My F***ing Normal




So before I met certain people and got particularly educated in a certain way, I used to think of myself the way my family, most friends, some coworkers, and my ex husband described me: difficult. From an early age, I had resigned myself to that description and let it be a fact; a basis for questioning whether I was worthy of any kind of social acceptance, big or small.

Now, I know better. What I am is a person who is not neuro-typical. This is a fact, a real one this time, and no matter how hard, how well and how long I've tried to hide it, it remains me. I am never going to not panic when I hear a high pitched voice, or a repetitive sound, or things strewn on the floor of a house, or a crowd of people, to name but a few examples of what I've recently come to call my OCD reactions. (Before, I called them "interference").
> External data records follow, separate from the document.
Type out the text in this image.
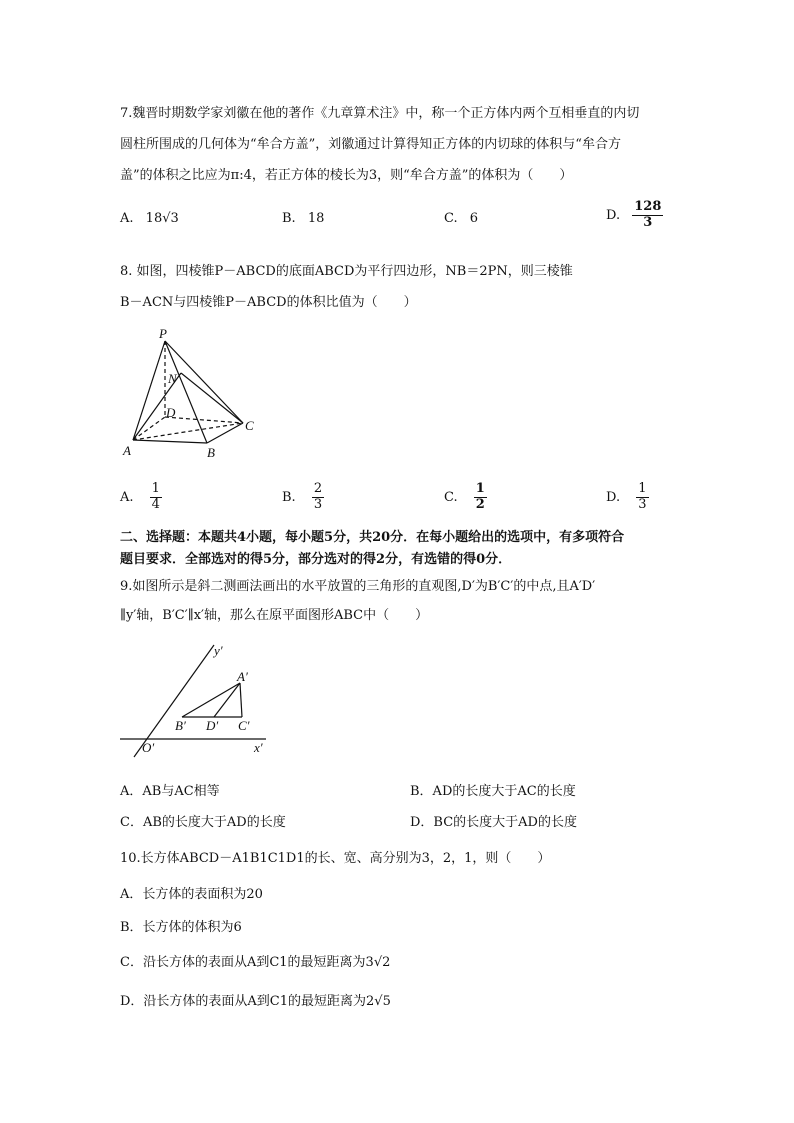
7.魏晋时期数学家刘徽在他的著作《九章算术注》中，称一个正方体内两个互相垂直的内切
圆柱所围成的几何体为“牟合方盖”，刘徽通过计算得知正方体的内切球的体积与“牟合方
盖”的体积之比应为π:4，若正方体的棱长为3，则“牟合方盖”的体积为（　　）
A. 18√3	B. 18	C. 6	D. $\frac{128}{3}$
8. 如图，四棱锥P－ABCD的底面ABCD为平行四边形，NB＝2PN，则三棱锥
B－ACN与四棱锥P－ABCD的体积比值为（　　）
P
N
D
C
A	B
A. $\frac{1}{4}$	B. $\frac{2}{3}$	C. $\frac{1}{2}$	D. $\frac{1}{3}$
二、选择题：本题共4小题，每小题5分，共20分．在每小题给出的选项中，有多项符合
题目要求．全部选对的得5分，部分选对的得2分，有选错的得0分．
9.如图所示是斜二测画法画出的水平放置的三角形的直观图,D′为B′C′的中点,且A′D′
∥y′轴，B′C′∥x′轴，那么在原平面图形ABC中（　　）
y′
x′
O′
A′
B′ D′ C′
A．AB与AC相等	B．AD的长度大于AC的长度
C．AB的长度大于AD的长度	D．BC的长度大于AD的长度
10.长方体ABCD－A1B1C1D1的长、宽、高分别为3，2，1，则（　　）
A．长方体的表面积为20
B．长方体的体积为6
C．沿长方体的表面从A到C1的最短距离为3√2
D．沿长方体的表面从A到C1的最短距离为2√5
As a child, I'd engage in long periods of isolation and repetitive motions to self soothe. Of course, I was told that such behavior was not favorable, being "withdrawn" was not conducive to being "happy" as a child. So, I had to go out of my way and beat the shyness out of me and act "normal".
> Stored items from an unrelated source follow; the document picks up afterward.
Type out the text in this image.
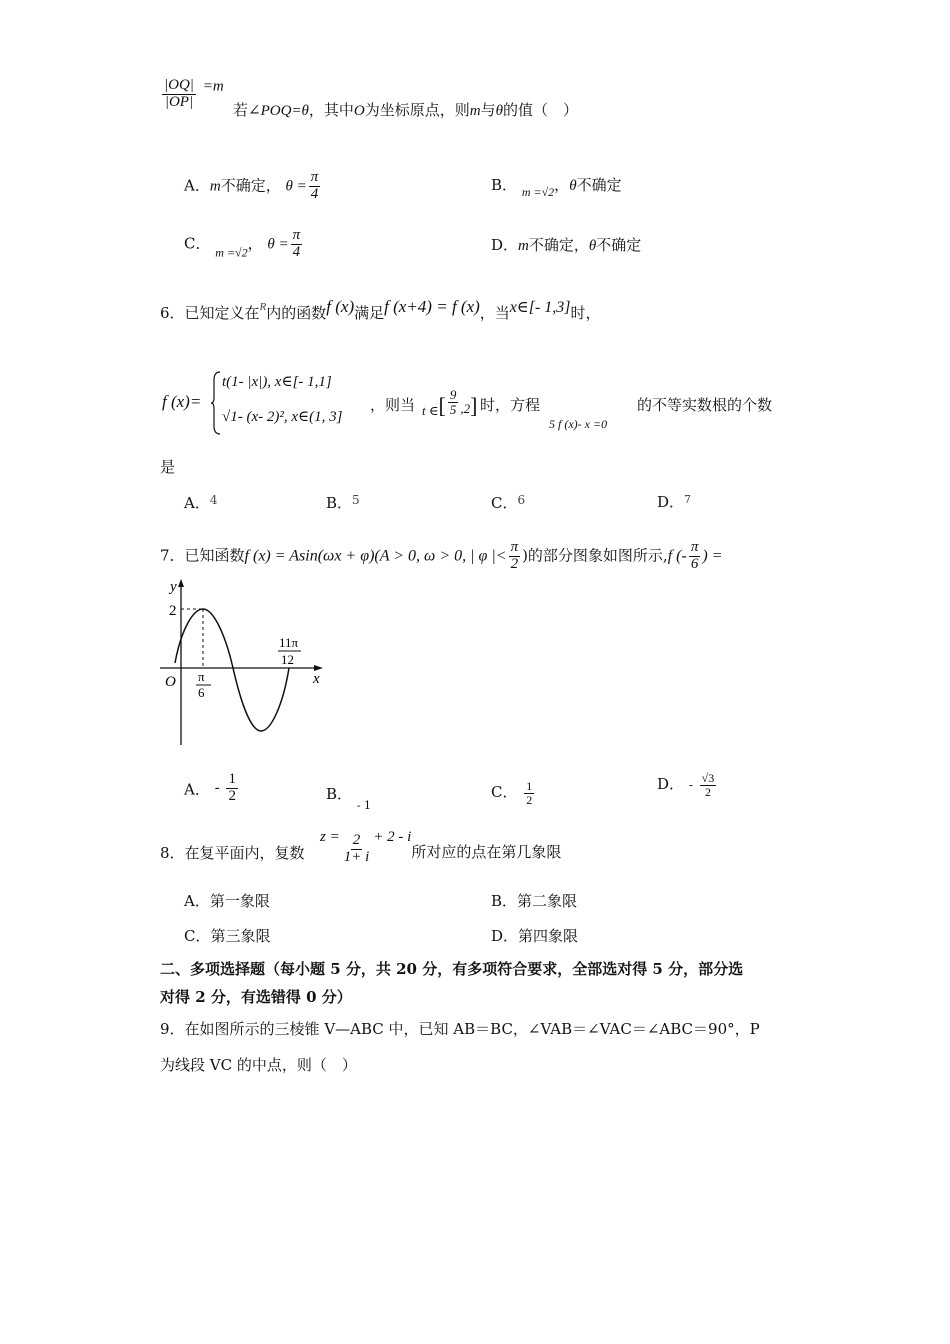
$\frac{|OQ|}{|OP|} =m$
若∠POQ=θ，其中O为坐标原点，则m与θ的值（　）
A．m不确定， $\theta = \frac{\pi}{4}$	B． $_{m =√2}$，θ不确定
C． $_{m =√2}$， $\theta = \frac{\pi}{4}$	D．m不确定，θ不确定
6．已知定义在$^R$内的函数f (x)满足f (x+4) = f (x)，当x∈[- 1,3]时，
f (x)=
t(1- |x|), x∈[- 1,1]
√1- (x- 2)², x∈(1, 3]
，则当 t ∈[ $\frac{9}{5} ,2$] 时，方程
5 f (x)- x =0
的不等实数根的个数
是
A．$^4$	B．$^5$	C．$^6$	D．$^7$
7．已知函数f (x) = Asin(ωx + φ)(A > 0, ω > 0, | φ |< $\frac{\pi}{2}$ )的部分图象如图所示,f (- $\frac{\pi}{6}$ ) =
y
x
O
2
π
6
11π
12
A． - $\frac{1}{2}$	B． $_{- 1}$
C． $\frac{1}{2}$	D． - $\frac{√3}{2}$
8．在复平面内，复数
$z = \frac{2}{1+ i} + 2 - i$所对应的点在第几象限
A．第一象限	B．第二象限
C．第三象限	D．第四象限
二、多项选择题（每小题 5 分，共 20 分，有多项符合要求，全部选对得 5 分，部分选
对得 2 分，有选错得 0 分）
9．在如图所示的三棱锥 V—ABC 中，已知 AB＝BC，∠VAB＝∠VAC＝∠ABC＝90°，P
为线段 VC 的中点，则（　）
I'm so fortunate to have met people who aren't "normal" in this city and who take it in stride. I noticed how all my quirky traits lined up pretty well with several non neuro-typical characteristics and behaviors. For the first time, I'm allowing myself to accept my quirkiness and actually relish in the luxury of giving it a name. So, yes, I will panic when more than one person talks to me at once, because that's my fucking normal.